The “SkyStar” Ferris wheel in Golden Gate Park / Getty Images

One of Chan’s first acts as Supervisor was opposing the four-year lease extension for the Golden Gate Park Ferris Wheel, which the city installed in 2020 to celebrate the park’s 150th anniversary. Chan, along with her former boss Aaron Peskin, raised concerns over the wheel’s ticket revenue-share agreement with the SF Parks Alliance, given that organization's involvement in the city’s widespread corruption scandal. 

“While we all can agree Ferris wheels are fun, anti-corruption and good government policies are of utmost importance,” Chan said at the time. 

In March, the Board of Supervisors voted to extend the Ferris wheel’s lease anyway.


The Great Highway / Photo via SF Rec and Parks

Though the contested stretch of the Great Highway is not technically in her district, in August, Chan supported District 4 Supervisor Gordon Mar in reopening the road to car traffic on weekdays and keeping it closed for recreational use on weekends. 

“I have heard from most of my constituents the need for more travel access and connectivity in north-south directions,” Chan said at the time. “And the Great Highway has been a key roadway for access.”

Long-term, Chan has said she envisions “a full promenade on one side of the Great Highway available to pedestrians and cyclists, and the other side of the highway open and available to motor vehicles.”


Twitter avatar for @conniechansfConnie Chan 陳詩敏 @conniechansf
I'll be taking a break from posting on social media outlets for a while. You can reach myself and my staff in the same ways as before ☎️ 📧 ☕️ Sign up to get our e-newsletter here:
bit.ly/d1newsletter and read our previous newsletter here: sfbos.org/supervisor-cha…
Image

October 9th 2021

6 Retweets25 Likes

Interestingly, on October 8th, Supervisor Chan announced she’s taking a break from social media.

“My team and I want to refocus our time and energy to provide more thoughtful constituent services,” she said in a post across her Twitter, Facebook, and Instagram accounts.

To date, Chan’s social media silence continues.

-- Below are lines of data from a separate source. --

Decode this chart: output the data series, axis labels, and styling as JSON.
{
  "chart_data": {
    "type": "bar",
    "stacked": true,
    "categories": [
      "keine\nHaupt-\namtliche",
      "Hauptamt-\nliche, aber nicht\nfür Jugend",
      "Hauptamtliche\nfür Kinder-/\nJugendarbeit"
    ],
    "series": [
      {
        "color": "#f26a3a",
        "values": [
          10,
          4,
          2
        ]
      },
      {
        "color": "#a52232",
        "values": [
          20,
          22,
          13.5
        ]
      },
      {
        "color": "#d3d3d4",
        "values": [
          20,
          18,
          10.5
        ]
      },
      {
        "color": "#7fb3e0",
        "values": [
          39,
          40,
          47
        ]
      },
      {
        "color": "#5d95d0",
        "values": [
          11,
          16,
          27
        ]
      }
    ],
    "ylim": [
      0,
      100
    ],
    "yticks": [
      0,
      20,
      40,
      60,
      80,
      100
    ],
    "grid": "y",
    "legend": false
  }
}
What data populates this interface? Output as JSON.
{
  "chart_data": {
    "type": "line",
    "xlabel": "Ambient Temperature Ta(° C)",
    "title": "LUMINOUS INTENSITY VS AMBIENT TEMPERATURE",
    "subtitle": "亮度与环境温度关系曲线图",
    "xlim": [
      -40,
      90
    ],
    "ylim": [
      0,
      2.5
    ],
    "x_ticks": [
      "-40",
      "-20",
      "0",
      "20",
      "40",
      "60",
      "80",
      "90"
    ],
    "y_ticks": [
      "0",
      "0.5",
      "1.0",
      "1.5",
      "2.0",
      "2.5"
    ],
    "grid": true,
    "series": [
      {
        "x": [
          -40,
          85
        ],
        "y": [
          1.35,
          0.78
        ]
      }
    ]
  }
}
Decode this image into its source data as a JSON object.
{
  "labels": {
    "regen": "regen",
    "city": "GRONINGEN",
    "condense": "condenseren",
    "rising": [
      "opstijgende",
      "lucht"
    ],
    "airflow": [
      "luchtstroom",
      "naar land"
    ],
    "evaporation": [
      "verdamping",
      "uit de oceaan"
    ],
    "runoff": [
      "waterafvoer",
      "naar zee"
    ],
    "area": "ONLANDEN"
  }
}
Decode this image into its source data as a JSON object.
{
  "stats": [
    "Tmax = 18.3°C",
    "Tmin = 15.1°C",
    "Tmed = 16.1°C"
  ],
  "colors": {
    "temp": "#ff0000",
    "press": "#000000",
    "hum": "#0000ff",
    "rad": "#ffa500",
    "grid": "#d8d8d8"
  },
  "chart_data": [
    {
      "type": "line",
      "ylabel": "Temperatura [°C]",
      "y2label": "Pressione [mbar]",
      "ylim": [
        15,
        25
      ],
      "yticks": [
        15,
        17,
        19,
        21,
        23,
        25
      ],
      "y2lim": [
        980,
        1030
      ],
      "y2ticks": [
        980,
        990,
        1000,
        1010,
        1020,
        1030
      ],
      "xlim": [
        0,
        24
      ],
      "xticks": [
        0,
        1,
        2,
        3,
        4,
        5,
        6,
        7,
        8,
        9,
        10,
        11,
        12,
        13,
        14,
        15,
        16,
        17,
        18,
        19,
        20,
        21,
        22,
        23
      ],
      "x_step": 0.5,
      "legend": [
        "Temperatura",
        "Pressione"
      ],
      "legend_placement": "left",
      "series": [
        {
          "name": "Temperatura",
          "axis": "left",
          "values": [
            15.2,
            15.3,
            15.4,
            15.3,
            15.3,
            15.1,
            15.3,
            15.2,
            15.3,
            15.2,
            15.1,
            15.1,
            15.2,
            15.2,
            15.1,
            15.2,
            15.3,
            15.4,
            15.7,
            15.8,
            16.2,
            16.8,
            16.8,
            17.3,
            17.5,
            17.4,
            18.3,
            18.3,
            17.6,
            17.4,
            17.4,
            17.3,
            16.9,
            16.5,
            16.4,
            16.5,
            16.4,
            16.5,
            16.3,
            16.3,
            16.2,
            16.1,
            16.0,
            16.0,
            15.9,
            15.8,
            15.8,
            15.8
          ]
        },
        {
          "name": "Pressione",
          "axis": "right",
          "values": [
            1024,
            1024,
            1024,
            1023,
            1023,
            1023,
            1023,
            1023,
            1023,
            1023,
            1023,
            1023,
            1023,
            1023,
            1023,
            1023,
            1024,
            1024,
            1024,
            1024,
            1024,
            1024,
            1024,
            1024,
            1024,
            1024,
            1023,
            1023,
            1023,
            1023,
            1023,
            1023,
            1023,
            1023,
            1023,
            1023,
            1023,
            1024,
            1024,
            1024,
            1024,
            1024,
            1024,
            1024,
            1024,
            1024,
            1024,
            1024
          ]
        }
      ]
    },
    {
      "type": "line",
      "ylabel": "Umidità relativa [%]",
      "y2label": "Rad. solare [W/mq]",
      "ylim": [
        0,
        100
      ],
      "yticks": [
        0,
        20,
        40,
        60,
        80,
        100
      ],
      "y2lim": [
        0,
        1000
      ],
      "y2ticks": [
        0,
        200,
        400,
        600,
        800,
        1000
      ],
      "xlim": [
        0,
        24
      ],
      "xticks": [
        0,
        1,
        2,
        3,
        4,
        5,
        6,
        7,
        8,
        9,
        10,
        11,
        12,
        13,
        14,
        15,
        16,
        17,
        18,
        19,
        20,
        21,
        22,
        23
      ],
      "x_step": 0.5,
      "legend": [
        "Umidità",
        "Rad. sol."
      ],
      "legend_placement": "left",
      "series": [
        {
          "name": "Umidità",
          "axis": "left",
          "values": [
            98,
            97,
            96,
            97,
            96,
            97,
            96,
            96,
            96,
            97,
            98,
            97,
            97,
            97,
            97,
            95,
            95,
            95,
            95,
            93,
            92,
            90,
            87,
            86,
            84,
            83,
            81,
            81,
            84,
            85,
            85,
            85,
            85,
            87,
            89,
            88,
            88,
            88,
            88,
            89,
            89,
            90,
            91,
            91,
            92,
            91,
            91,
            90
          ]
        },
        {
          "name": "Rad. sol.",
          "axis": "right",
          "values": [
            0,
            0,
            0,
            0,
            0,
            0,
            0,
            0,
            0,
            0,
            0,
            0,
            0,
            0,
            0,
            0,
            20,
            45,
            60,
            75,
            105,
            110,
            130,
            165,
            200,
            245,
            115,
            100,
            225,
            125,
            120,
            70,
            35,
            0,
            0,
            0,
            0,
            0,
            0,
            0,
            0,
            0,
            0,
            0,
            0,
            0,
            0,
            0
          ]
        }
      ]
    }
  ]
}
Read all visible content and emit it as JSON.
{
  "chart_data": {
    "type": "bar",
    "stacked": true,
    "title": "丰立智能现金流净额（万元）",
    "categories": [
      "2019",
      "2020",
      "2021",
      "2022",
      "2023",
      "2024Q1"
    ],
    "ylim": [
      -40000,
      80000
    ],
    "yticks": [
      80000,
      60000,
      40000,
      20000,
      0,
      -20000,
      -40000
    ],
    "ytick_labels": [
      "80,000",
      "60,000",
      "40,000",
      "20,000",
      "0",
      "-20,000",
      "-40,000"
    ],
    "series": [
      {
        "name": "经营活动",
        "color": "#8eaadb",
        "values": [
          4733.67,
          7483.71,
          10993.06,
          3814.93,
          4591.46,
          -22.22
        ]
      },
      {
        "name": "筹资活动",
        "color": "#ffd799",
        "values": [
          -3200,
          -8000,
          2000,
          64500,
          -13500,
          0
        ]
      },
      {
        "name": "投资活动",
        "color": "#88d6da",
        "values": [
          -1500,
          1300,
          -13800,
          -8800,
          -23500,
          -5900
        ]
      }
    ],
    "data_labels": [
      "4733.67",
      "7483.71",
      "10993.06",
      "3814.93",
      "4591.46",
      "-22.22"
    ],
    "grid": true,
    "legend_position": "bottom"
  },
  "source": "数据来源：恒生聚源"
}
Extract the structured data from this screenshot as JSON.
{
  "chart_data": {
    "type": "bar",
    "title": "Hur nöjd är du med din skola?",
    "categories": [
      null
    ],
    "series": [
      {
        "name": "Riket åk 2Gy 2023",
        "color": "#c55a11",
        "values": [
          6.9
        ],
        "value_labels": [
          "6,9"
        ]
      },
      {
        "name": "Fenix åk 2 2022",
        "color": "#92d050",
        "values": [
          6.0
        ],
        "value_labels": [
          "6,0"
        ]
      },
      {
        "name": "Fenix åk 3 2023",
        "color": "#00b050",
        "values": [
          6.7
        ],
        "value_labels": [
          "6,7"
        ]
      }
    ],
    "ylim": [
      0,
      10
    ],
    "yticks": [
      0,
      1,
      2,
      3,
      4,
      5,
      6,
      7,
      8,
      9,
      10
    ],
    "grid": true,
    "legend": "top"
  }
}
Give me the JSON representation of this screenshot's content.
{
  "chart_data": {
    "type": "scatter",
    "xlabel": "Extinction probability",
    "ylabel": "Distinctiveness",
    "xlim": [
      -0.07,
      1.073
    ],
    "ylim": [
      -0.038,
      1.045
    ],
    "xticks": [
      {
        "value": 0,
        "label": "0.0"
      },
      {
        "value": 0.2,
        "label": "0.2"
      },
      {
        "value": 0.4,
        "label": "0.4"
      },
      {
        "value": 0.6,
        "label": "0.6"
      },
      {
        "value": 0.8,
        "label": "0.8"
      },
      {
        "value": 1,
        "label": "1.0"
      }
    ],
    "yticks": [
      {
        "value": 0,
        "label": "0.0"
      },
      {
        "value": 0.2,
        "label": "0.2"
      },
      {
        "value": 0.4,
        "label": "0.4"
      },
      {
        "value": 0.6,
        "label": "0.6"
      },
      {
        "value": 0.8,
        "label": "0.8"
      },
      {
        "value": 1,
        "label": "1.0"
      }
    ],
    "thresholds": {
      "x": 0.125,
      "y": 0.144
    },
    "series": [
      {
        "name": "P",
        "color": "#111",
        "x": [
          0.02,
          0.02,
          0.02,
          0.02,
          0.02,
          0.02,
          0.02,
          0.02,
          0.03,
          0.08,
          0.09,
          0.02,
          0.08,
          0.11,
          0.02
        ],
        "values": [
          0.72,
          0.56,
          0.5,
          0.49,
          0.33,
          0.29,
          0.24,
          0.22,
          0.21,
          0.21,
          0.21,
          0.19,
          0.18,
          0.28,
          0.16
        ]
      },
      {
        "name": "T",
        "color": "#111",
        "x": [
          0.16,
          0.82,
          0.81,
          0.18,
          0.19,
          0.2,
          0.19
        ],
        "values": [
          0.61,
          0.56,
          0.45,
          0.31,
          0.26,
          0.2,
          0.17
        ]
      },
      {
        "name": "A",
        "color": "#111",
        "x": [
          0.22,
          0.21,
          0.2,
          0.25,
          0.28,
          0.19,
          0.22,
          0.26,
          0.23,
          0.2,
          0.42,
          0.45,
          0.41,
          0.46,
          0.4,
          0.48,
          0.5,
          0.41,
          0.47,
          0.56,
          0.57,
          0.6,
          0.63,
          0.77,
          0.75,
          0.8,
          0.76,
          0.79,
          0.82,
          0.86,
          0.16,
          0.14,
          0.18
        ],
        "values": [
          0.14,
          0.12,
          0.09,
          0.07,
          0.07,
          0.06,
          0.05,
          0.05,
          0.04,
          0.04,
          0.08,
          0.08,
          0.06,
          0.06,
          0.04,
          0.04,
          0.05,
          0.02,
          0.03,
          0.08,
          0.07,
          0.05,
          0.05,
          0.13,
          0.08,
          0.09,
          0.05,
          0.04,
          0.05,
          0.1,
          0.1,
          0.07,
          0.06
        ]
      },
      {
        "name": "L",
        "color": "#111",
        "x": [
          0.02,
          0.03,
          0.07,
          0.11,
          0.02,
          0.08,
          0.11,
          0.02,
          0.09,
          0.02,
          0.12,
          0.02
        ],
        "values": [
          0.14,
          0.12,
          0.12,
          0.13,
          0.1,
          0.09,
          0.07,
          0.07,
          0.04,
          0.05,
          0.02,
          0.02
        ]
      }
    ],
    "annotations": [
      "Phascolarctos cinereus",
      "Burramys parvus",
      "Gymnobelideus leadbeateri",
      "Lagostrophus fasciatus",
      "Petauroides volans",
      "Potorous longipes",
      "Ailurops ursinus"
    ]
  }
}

San Francisco school board meeting / Getty Images

Also in October, Supervisor Chan authored the legislation which extends permanent voting rights in San Francisco school board elections to non-citizen parents of school-aged children, which had been set to expire in 2022.

The new ordinance, which was unanimously passed by the Board of Supervisors, also allows non-citizens to vote in the upcoming February school board recall election.

Supervisor Chan has yet to publicly announce whether she supports the recall of board President Gabriela López, Vice President Faauuga Moliga, and commissioner Alison Collins. Though, earlier this year, Chan, along with several other Supervisors, did call on Collins to resign.


JFK Drive in Golden Gate Park / Getty Images

Moving forward, keep an eye out for Supervisor Chan in the ongoing debate over whether or not to reopen Golden Gate Park’s JFK Drive to cars, especially since the road is in her district.

The proposal Chan authored, dubbed “Beach to Bay,” would make JFK drive permanently car-free, “save for a two-block stretch intended to facilitate access to museums,” the Examiner reported in August. 

“I do believe in creating safe recreation inside of the park as well as creating equitable access,” Chan told the Examiner. “Those two truths can exist at the same time.”